By Emma Ogbuehi
Against the backdrop of conflicting court orders and splinter groups from leading political parties ahead the November 6 governorship election in Anambra state, civil society organisations comprising Intersociety and the Civil Liberties Organisations have expressed displeasure at the development, calling on political players in the state and judicial officers to put their houses in order..
The groups made their grievances known via a statement signed by the International Society for Civil Liberties & Rule of Law, the South East Zone and the Anambra State Branch of the Civil Liberties Organisation.
They warned that the relevant authorities must nip the trend in the bud before it disrupts the forthcoming governorship poll.
According to them, the people of Anambra State were politically awake and prepared to elect their next leader democratically.
“It, therefore, saddens our heart that some leading politicians in Anambra State have made themselves perpetual propellers of individual and collective selfishness and foolishness.
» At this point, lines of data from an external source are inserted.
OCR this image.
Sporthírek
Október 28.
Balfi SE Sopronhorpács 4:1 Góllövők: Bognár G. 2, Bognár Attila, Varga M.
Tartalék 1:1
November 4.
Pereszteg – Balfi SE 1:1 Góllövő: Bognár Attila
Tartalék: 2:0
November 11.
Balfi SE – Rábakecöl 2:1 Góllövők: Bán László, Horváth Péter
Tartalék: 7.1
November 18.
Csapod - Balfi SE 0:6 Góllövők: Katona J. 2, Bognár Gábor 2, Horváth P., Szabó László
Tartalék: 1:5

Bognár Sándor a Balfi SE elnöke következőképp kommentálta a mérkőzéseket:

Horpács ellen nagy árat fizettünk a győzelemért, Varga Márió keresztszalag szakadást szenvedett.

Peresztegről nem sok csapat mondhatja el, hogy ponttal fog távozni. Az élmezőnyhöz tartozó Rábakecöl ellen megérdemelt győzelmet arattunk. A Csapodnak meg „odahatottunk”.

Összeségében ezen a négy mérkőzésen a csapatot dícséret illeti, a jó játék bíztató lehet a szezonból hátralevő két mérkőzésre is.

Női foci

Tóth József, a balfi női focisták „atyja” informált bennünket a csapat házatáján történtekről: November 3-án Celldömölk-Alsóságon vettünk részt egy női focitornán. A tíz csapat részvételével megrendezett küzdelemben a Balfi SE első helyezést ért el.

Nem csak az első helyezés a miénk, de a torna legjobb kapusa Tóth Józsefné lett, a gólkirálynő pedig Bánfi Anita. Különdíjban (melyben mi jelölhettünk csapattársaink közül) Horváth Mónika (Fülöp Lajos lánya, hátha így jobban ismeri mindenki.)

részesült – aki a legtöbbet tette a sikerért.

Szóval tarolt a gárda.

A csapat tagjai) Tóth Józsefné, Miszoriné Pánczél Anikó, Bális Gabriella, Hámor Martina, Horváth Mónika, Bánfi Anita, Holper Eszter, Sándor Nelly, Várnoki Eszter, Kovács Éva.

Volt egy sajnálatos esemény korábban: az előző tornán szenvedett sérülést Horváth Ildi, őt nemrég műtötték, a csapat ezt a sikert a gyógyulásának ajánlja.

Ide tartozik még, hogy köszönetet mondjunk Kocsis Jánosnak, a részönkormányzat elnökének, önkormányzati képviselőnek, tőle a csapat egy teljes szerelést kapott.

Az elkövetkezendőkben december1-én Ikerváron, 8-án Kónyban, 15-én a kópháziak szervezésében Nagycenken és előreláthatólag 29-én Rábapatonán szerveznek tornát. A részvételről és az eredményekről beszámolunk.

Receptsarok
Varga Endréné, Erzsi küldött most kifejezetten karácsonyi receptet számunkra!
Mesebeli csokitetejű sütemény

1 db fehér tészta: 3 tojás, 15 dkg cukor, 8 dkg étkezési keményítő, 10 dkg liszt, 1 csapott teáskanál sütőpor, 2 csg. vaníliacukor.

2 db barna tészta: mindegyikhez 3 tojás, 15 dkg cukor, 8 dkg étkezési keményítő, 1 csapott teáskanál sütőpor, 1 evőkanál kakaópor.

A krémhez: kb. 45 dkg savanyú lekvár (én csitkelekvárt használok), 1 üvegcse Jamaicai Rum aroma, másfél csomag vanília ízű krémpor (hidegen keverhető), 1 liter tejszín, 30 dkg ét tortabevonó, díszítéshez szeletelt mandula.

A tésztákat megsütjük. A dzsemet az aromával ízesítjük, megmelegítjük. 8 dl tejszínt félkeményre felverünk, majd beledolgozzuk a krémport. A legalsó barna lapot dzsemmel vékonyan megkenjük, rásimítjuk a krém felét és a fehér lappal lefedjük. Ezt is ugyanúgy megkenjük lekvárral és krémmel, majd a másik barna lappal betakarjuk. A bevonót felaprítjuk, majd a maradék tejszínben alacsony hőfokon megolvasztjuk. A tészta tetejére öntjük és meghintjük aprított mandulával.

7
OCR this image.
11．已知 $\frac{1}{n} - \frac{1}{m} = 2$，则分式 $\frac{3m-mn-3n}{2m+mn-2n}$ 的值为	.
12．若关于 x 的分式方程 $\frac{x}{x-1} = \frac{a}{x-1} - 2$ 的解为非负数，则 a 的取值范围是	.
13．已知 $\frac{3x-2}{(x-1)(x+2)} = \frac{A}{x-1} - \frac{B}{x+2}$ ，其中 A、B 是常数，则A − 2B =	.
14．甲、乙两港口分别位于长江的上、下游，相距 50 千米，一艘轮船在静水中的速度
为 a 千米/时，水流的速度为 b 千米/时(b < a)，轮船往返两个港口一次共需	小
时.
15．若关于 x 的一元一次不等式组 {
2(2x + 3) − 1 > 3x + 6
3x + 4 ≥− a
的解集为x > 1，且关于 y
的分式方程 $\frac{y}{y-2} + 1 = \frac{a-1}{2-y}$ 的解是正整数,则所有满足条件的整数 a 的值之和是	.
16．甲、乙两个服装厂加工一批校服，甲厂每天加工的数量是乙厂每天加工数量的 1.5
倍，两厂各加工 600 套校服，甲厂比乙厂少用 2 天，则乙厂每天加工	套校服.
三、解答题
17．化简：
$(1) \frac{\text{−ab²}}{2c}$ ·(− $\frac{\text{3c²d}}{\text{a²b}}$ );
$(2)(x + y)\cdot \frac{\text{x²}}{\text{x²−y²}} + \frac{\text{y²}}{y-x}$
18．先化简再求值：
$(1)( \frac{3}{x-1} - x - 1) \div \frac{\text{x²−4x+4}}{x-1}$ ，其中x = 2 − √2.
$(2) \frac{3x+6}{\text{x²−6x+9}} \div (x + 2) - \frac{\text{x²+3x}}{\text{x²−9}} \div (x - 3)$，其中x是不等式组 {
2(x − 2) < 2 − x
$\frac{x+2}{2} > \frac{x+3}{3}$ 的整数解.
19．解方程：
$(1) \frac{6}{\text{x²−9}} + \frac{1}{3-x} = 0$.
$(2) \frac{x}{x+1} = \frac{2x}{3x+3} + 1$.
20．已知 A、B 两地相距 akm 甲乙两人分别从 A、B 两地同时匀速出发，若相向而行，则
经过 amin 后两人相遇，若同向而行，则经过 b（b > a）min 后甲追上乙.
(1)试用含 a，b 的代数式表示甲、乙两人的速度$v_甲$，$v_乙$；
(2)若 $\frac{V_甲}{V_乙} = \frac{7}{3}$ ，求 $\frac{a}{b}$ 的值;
To them, politics in the state has become a private estate or property, and they must have thoughtlessly forgotten that power lies on the masses,” the groups remarked.
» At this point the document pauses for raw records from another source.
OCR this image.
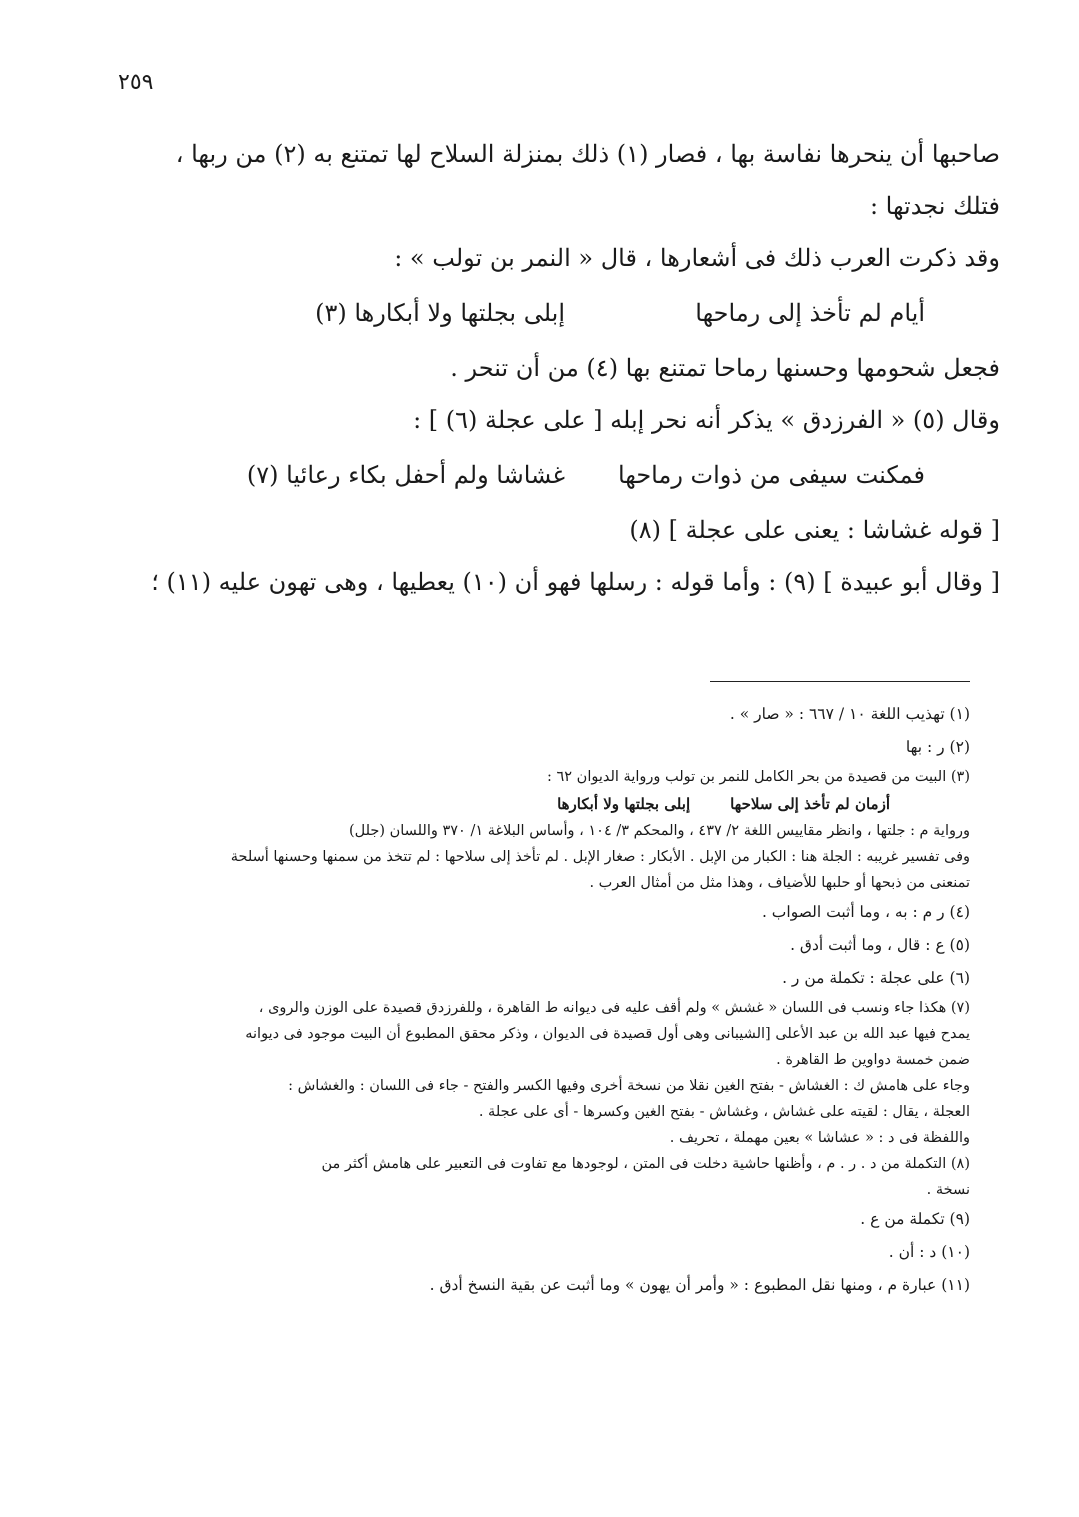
٢٥٩
صاحبها أن ينحرها نفاسة بها ، فصار (١) ذلك بمنزلة السلاح لها تمتنع به (٢) من ربها ،
فتلك نجدتها :
وقد ذكرت العرب ذلك فى أشعارها ، قال « النمر بن تولب » :
أيام لم تأخذ إلى رماحها
إبلى بجلتها ولا أبكارها (٣)
فجعل شحومها وحسنها رماحا تمتنع بها (٤) من أن تنحر .
وقال (٥) « الفرزدق » يذكر أنه نحر إبله [ على عجلة (٦) ] :
فمكنت سيفى من ذوات رماحها
غشاشا ولم أحفل بكاء رعائيا (٧)
[ قوله غشاشا : يعنى على عجلة ] (٨)
[ وقال أبو عبيدة ] (٩) : وأما قوله : رسلها فهو أن (١٠) يعطيها ، وهى تهون عليه (١١) ؛
(١) تهذيب اللغة ١٠ / ٦٦٧ : « صار » .
(٢) ر : بها
(٣) البيت من قصيدة من بحر الكامل للنمر بن تولب ورواية الديوان ٦٢ :
أزمان لم تأخذ إلى سلاحها
إبلى بجلتها ولا أبكارها
ورواية م : جلتها ، وانظر مقاييس اللغة ٢/ ٤٣٧ ، والمحكم ٣/ ١٠٤ ، وأساس البلاغة ١/ ٣٧٠ واللسان (جلل)
وفى تفسير غريبه : الجلة هنا : الكبار من الإبل . الأبكار : صغار الإبل . لم تأخذ إلى سلاحها : لم تتخذ من سمنها وحسنها أسلحة
تمنعنى من ذبحها أو حلبها للأضياف ، وهذا مثل من أمثال العرب .
(٤) ر م : به ، وما أثبت الصواب .
(٥) ع : قال ، وما أثبت أدق .
(٦) على عجلة : تكملة من ر .
(٧) هكذا جاء ونسب فى اللسان « غشش » ولم أقف عليه فى ديوانه ط القاهرة ، وللفرزدق قصيدة على الوزن والروى ،
يمدح فيها عبد الله بن عبد الأعلى [الشيبانى وهى أول قصيدة فى الديوان ، وذكر محقق المطبوع أن البيت موجود فى ديوانه
ضمن خمسة دواوين ط القاهرة .
وجاء على هامش ك : الغشاش - بفتح الغين نقلا من نسخة أخرى وفيها الكسر والفتح - جاء فى اللسان : والغشاش :
العجلة ، يقال : لقيته على غشاش ، وغشاش - بفتح الغين وكسرها - أى على عجلة .
واللفظة فى د : « عشاشا » بعين مهملة ، تحريف .
(٨) التكملة من د . ر . م ، وأظنها حاشية دخلت فى المتن ، لوجودها مع تفاوت فى التعبير على هامش أكثر من
نسخة .
(٩) تكملة من ع .
(١٠) د : أن .
(١١) عبارة م ، ومنها نقل المطبوع : « وأمر أن يهون » وما أثبت عن بقية النسخ أدق .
After analysing the situation in the leading political parties in the state, the groups attributed Anambra’s political chaos to the selfishness of certain individuals.
The coalition described the turbulence in the incumbent All Progressives Grand Alliance (APGA) as ‘self-invited and self-inflicted.’ It also lamented that the Peoples Democratic Party (PDP) is suffering from a selfish obsession for privatising the party, which has led to frivolous litigations and procurement of discredited court orders. It passed similar verdict of greed on chieftains of the All Progressives Congress (APC) in the state.
The groups called on the Hon. Justice Onochie Anyachebelu, the Chief Judge of the state to caution the judges under his jurisdiction to ensure that the governorship election holds without rancour and acrimony. They also charged political parties to put their houses in order, play by the rules and entrench the culture of popular voting.